I recently realized that I’ve spent a large chunk of my life cosplaying below my economic means. It started when I was way younger — elementary school age — when I realized that having more meant you were the target for ridicule, bullying, ostracization. In the media, the well off are simultaneously the object of envy as well as examples of moral failings. At home, I was told to never, ever show off wealth, yet we lived in the biggest house on the block.
I grew up with this very conflicted view of wealth, and eventually in adulthood, I chose to fit in with the status quo — to be struggling for basic necessities. I made myself believe that I would only be as good as what labor I could give for minimum wage. I starved myself in order to not spend money on groceries. I didn’t just cosplay, I became the character: frugal, penny pinching, pitiful, stubbornly cheap.
All of this amounted to me taking low wage work, never asking for more, working for free, and the biggest hindrance of all, having zero financial literacy to get me out of this hole I kept digging deeper.
Sometimes I wonder what life would have been like if I had gone to private school when I was malleable and young, and be surrounded by other kids of similar socio-economic status. I would have been a nobody instead of having a bullseye on my back. Maybe now I wouldn’t be so scared to be perceived, to ask for compensation, to understand how to save and invest?
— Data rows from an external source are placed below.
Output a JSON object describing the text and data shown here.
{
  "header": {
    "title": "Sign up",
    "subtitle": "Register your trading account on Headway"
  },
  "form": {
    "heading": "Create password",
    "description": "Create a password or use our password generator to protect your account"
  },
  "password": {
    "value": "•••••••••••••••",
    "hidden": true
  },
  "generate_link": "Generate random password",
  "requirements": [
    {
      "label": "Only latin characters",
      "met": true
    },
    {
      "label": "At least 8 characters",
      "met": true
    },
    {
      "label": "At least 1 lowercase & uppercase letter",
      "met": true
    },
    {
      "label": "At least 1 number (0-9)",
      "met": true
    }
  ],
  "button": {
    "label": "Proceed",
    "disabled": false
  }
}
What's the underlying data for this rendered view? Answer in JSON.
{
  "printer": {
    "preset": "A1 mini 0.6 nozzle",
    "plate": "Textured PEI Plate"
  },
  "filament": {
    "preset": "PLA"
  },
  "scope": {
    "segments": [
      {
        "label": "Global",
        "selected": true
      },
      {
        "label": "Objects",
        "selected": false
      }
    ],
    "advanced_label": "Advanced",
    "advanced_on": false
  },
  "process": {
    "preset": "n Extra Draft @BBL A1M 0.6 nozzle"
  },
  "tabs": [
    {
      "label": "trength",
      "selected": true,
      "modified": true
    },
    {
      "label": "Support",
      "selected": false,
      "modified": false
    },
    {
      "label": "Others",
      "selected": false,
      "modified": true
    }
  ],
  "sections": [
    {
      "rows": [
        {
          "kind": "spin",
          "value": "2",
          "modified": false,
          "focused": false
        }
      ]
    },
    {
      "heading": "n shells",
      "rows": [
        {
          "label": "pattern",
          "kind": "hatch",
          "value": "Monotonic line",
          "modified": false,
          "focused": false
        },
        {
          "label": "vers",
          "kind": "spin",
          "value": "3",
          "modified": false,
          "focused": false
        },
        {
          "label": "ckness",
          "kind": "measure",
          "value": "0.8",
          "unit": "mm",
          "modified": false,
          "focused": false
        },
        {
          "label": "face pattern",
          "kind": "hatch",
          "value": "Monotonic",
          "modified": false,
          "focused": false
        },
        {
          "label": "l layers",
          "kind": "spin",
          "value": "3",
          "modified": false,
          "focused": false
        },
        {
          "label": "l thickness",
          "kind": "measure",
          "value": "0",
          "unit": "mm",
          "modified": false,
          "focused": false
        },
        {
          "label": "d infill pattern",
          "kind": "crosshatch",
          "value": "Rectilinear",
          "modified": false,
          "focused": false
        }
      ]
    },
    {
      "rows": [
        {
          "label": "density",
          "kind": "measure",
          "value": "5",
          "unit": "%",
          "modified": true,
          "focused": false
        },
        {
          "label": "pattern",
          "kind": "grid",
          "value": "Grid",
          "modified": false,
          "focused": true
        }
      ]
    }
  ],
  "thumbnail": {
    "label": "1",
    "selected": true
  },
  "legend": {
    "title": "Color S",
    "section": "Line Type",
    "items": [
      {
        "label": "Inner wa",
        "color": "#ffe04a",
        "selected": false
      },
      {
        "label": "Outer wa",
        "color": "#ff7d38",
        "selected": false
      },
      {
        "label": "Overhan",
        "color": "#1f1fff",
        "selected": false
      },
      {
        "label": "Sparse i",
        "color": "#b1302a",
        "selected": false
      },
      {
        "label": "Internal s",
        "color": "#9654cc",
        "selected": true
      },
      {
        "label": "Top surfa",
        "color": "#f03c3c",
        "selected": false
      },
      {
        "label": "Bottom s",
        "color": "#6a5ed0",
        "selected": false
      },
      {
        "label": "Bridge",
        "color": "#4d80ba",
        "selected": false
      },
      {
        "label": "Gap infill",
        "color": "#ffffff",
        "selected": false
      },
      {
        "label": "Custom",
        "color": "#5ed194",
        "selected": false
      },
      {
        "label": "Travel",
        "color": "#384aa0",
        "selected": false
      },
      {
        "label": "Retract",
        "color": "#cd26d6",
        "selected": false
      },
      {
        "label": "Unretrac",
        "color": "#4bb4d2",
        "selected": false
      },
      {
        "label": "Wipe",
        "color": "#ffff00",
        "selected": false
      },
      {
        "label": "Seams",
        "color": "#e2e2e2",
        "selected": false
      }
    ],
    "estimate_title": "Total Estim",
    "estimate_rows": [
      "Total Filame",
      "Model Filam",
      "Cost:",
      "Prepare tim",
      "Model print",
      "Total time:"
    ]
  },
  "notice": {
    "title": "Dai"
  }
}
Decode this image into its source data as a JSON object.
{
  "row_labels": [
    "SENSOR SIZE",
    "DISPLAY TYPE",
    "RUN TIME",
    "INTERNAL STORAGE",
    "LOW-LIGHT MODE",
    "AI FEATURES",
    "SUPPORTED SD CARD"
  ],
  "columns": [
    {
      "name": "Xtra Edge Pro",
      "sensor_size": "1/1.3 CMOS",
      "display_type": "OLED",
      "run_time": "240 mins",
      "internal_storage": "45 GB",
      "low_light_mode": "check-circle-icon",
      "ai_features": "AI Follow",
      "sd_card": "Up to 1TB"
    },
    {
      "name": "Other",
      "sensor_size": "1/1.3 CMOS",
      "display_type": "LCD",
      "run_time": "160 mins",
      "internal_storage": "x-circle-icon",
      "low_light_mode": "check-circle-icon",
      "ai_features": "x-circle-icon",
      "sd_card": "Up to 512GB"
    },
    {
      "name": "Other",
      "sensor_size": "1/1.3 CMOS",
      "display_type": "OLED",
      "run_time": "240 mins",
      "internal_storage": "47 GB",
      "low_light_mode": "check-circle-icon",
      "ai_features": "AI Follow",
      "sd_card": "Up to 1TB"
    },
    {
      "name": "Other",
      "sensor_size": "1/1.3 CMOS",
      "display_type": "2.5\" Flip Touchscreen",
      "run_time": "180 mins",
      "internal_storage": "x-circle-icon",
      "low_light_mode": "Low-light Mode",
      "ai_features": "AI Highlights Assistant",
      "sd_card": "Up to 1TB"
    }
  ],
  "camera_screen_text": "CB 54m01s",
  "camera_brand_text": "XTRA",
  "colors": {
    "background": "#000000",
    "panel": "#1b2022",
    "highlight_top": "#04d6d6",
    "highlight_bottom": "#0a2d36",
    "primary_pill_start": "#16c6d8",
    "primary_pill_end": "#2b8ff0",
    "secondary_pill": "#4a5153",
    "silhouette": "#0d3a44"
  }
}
It’s only recently that I managed to de-tangle morality from wealth. Jesus fucking Christ, what kind of Kool-Aid have I been drinking this entire time?
Now it’s time for a different era — we need $100k in 4 months, and had I not cosplayed Frugal Frannie my entire life, it would have been an easy ask. But alas, here we are. The only compounding interest I have accrued is the absence of knowledge, knowledge I could and should have learned to wield instead of learning how to work shrink and myself to death.
While I’ll be honest, the steady routine of working for a paycheck is safe and predictable, and worst of all, comfortable. When you’re comfortable, you’re not innovative. We need $100k by the end of January, and it’s time to get innovative.